Virus fossils that became part of our genetic code millions of years ago may be responsible for certain subtypes of autism, a new study has found. Experiments in mouse models have revealed a possible role for these endogenous viral elements and suggest that this should be a further avenue of research.
The human genome is littered with sequences derived from viruses that infected our ancient ancestors. Called endogenous retroviruses (ERV), these genetic elements represent approximately 8% of our genome and come from the ancestors of modern retroviruses such as HIV.
Most of the time, ERVs remain inactive, silenced by the body’s sophisticated regulatory mechanisms. There have been tentative claims that these sequences may be involved in some cases of sporadic amyotrophic lateral sclerosis (ALS); there is also evidence to suggest that they may play a protective role during embryonic development. Overall, however, they remain largely mysterious relics of our genetic history.
A new study, conducted by an international team led by researchers from Kobe University in Japan, has discovered a possible role for VREs in the development of autism.
The experiments were performed using a mouse model of idiopathic autism, that is, autism without a known genetic or environmental cause. Brain scans of two different but related strains of mice, called BTBR/J and BTBR/R, revealed structural differences in 33 brain regions. Most striking was in the corpus callosum, the bundle of nerves that connects the two hemispheres of the brain together.
Further investigations revealed that BTBR/R mice had significantly higher levels of VREs compared to non-autistic mice, and genetic analysis suggested that these VREs had been activated. The authors suggest this is due to a breakdown in the mechanisms that typically keep VREs sitting quietly in the genome, and found that activation leads to an increase in copy number variants (CNVs) – repeated genetic sequences whose number varies from individual to individual – in autistic mice. The study concluded that activating the VRE during fetal development could increase the likelihood of autism.

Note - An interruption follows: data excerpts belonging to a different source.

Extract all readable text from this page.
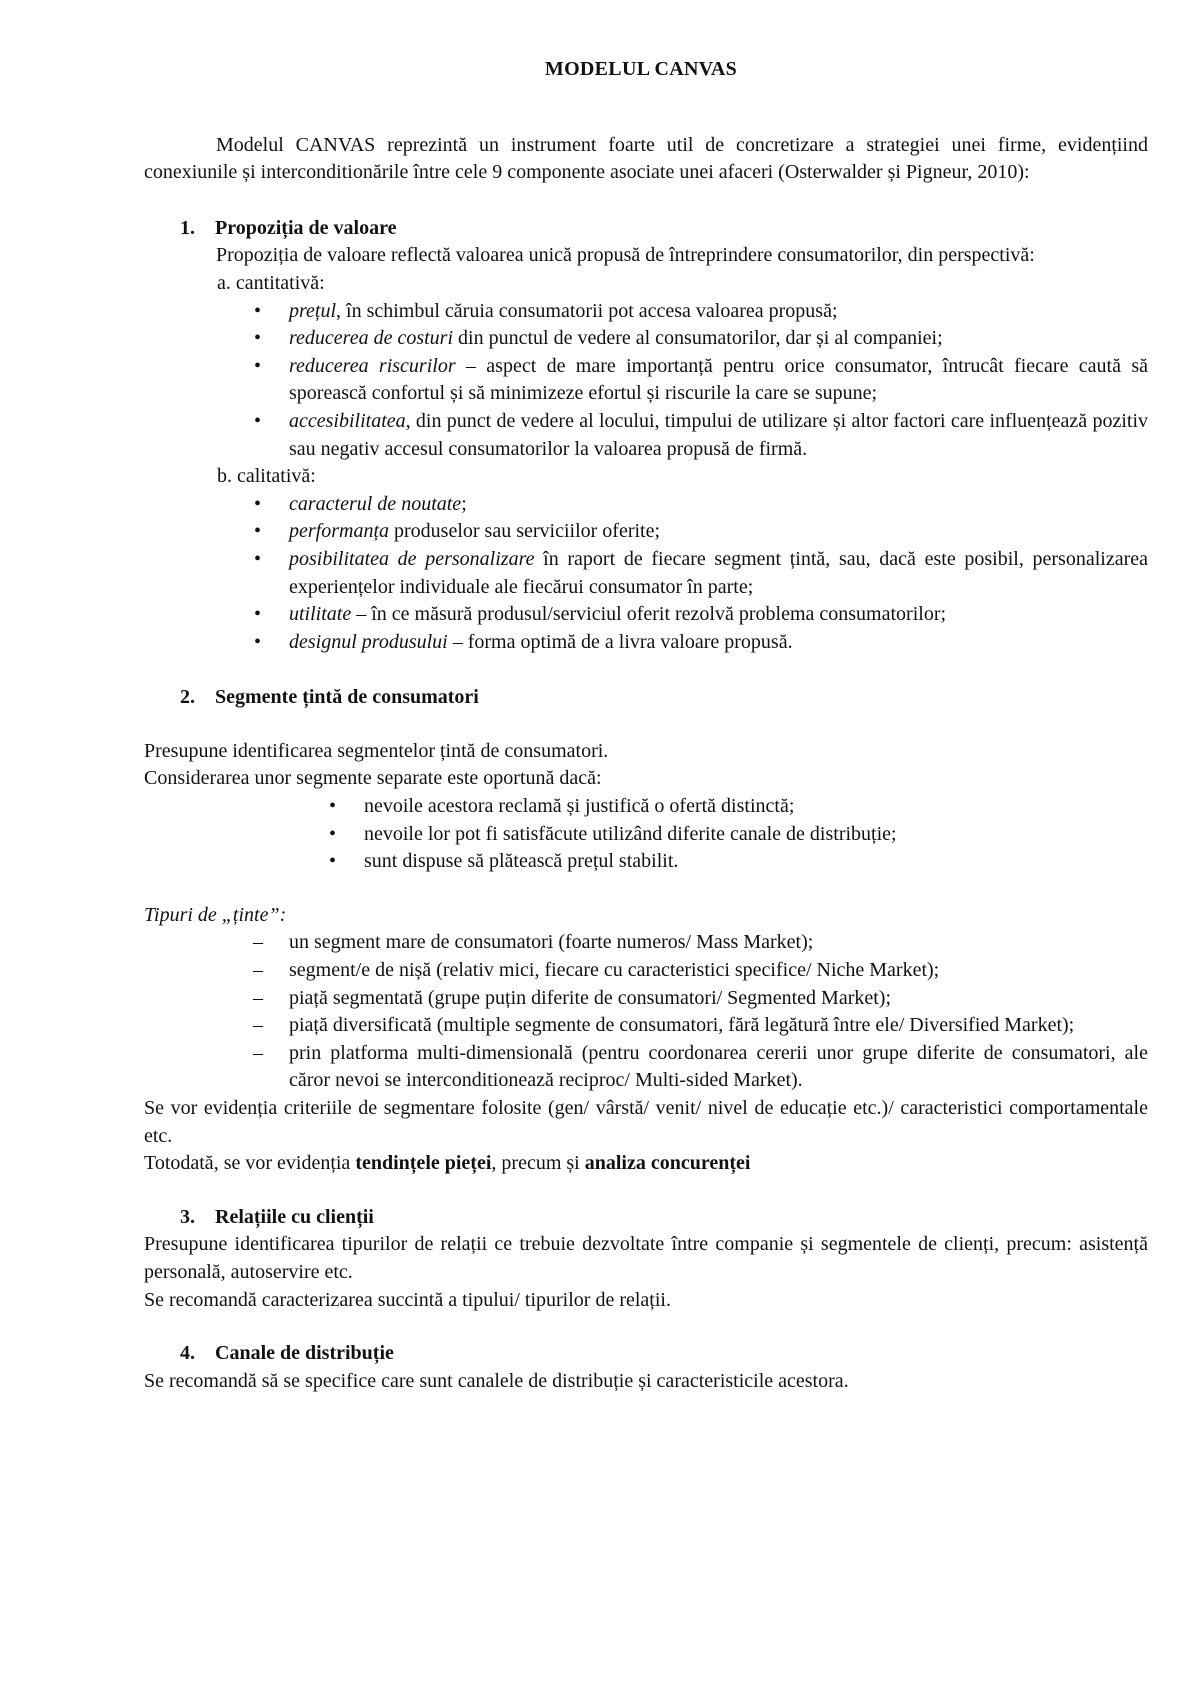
MODELUL CANVAS

Modelul CANVAS reprezintă un instrument foarte util de concretizare a strategiei unei firme, evidențiind conexiunile și interconditionările între cele 9 componente asociate unei afaceri (Osterwalder și Pigneur, 2010):

1. Propoziția de valoare

Propoziția de valoare reflectă valoarea unică propusă de întreprindere consumatorilor, din perspectivă:

a. cantitativă:

• prețul, în schimbul căruia consumatorii pot accesa valoarea propusă;
• reducerea de costuri din punctul de vedere al consumatorilor, dar și al companiei;
• reducerea riscurilor – aspect de mare importanță pentru orice consumator, întrucât fiecare caută să sporească confortul și să minimizeze efortul și riscurile la care se supune;
• accesibilitatea, din punct de vedere al locului, timpului de utilizare și altor factori care influențează pozitiv sau negativ accesul consumatorilor la valoarea propusă de firmă.

b. calitativă:

• caracterul de noutate;
• performanța produselor sau serviciilor oferite;
• posibilitatea de personalizare în raport de fiecare segment țintă, sau, dacă este posibil, personalizarea experiențelor individuale ale fiecărui consumator în parte;
• utilitate – în ce măsură produsul/serviciul oferit rezolvă problema consumatorilor;
• designul produsului – forma optimă de a livra valoare propusă.

2. Segmente țintă de consumatori

Presupune identificarea segmentelor țintă de consumatori.

Considerarea unor segmente separate este oportună dacă:

• nevoile acestora reclamă și justifică o ofertă distinctă;
• nevoile lor pot fi satisfăcute utilizând diferite canale de distribuție;
• sunt dispuse să plătească prețul stabilit.

Tipuri de „ținte”:

– un segment mare de consumatori (foarte numeros/ Mass Market);
– segment/e de nișă (relativ mici, fiecare cu caracteristici specifice/ Niche Market);
– piață segmentată (grupe puțin diferite de consumatori/ Segmented Market);
– piață diversificată (multiple segmente de consumatori, fără legătură între ele/ Diversified Market);
– prin platforma multi-dimensională (pentru coordonarea cererii unor grupe diferite de consumatori, ale căror nevoi se interconditionează reciproc/ Multi-sided Market).

Se vor evidenția criteriile de segmentare folosite (gen/ vârstă/ venit/ nivel de educație etc.)/ caracteristici comportamentale etc.

Totodată, se vor evidenția tendințele pieței, precum și analiza concurenței

3. Relațiile cu clienții

Presupune identificarea tipurilor de relații ce trebuie dezvoltate între companie și segmentele de clienți, precum: asistență personală, autoservire etc.

Se recomandă caracterizarea succintă a tipului/ tipurilor de relații.

4. Canale de distribuție

Se recomandă să se specifice care sunt canalele de distribuție și caracteristicile acestora.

The team also performed extensive behavioral tests on their two different groups of autistic mice. BTBR/R mice displayed less anxiety than BTBR/J mice. They also performed almost as well as neurotypical mice in a maze test (similar to the one in the video below), showing that they have an almost typical level of spatial learning ability. However, the BTBR/R mice also showed more repetitive behaviors and less willingness to interact socially with other mice, which the researchers call the “core symptoms” of autism.

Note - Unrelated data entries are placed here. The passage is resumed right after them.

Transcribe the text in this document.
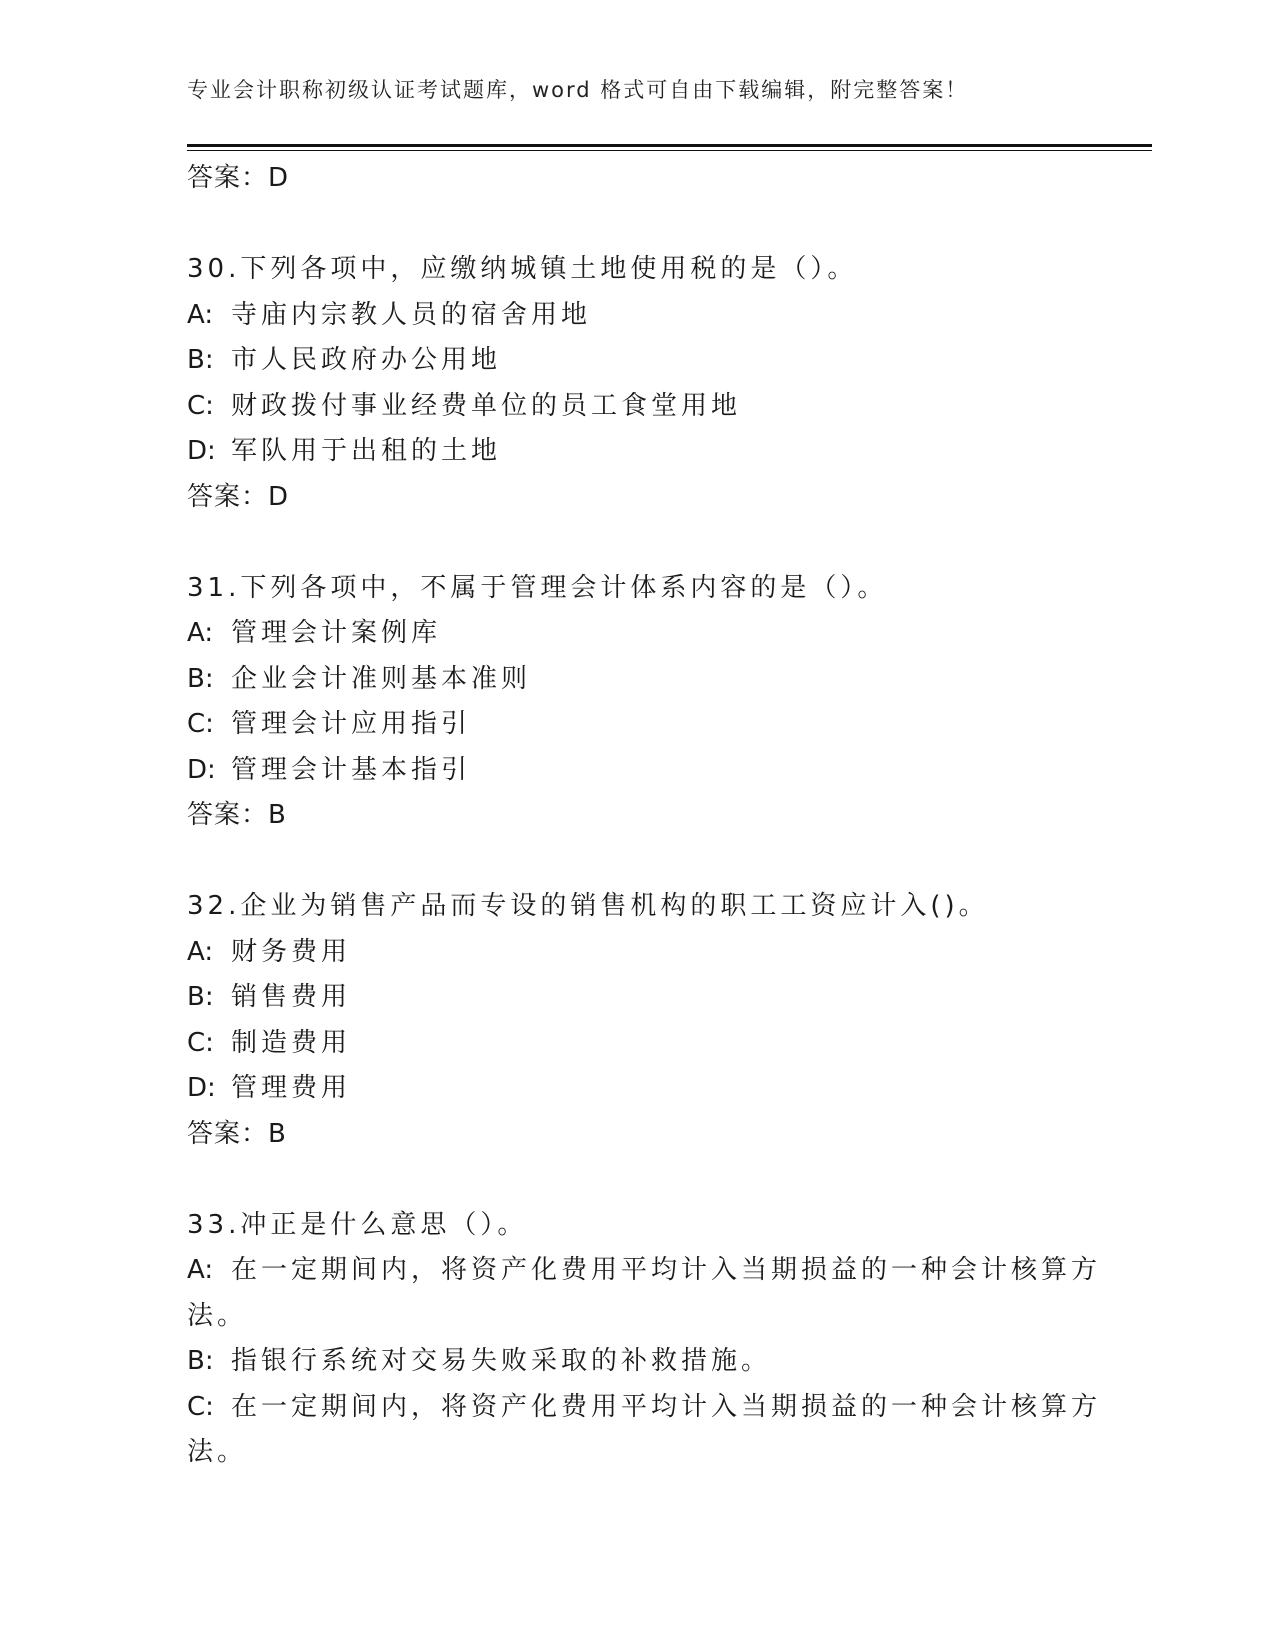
专业会计职称初级认证考试题库，word 格式可自由下载编辑，附完整答案！
答案：D
30.下列各项中，应缴纳城镇土地使用税的是（）。
A: 寺庙内宗教人员的宿舍用地
B: 市人民政府办公用地
C: 财政拨付事业经费单位的员工食堂用地
D: 军队用于出租的土地
答案：D
31.下列各项中，不属于管理会计体系内容的是（）。
A: 管理会计案例库
B: 企业会计准则基本准则
C: 管理会计应用指引
D: 管理会计基本指引
答案：B
32.企业为销售产品而专设的销售机构的职工工资应计入()。
A: 财务费用
B: 销售费用
C: 制造费用
D: 管理费用
答案：B
33.冲正是什么意思（）。
A: 在一定期间内，将资产化费用平均计入当期损益的一种会计核算方
法。
B: 指银行系统对交易失败采取的补救措施。
C: 在一定期间内，将资产化费用平均计入当期损益的一种会计核算方
法。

Links between the corpus callosum and autism have already been established. However, what the researchers found intriguing here was that the BTBR/R mice – which had more classic autistic behavioral traits – actually had a typical corpus callosum, according to their brain scans.
Therefore, even though these two strains of mice have a common ancestry, they show distinct differences in brain structure and behavior.
The authors suggest that BTBR/R, which is the least used mouse model, is actually a more accurate representation of idiopathic autism, and therefore could be important for future study.
They also point to the need for further research into how VRE activation might predispose individuals to the development of autism, particularly in light of previous research that has found distinctive human VRE signatures in people. autistic. It is hoped that in the future, scientists will be able to build a better classification system for the different types of autism.
“Taken together with the demonstrated roles of VRE in CNV formation, our observation of the two BTBR strains provides a living model to describe how the genome evolves into [autism] susceptibility,” the study concludes.
The study is published in Molecular Psychiatry.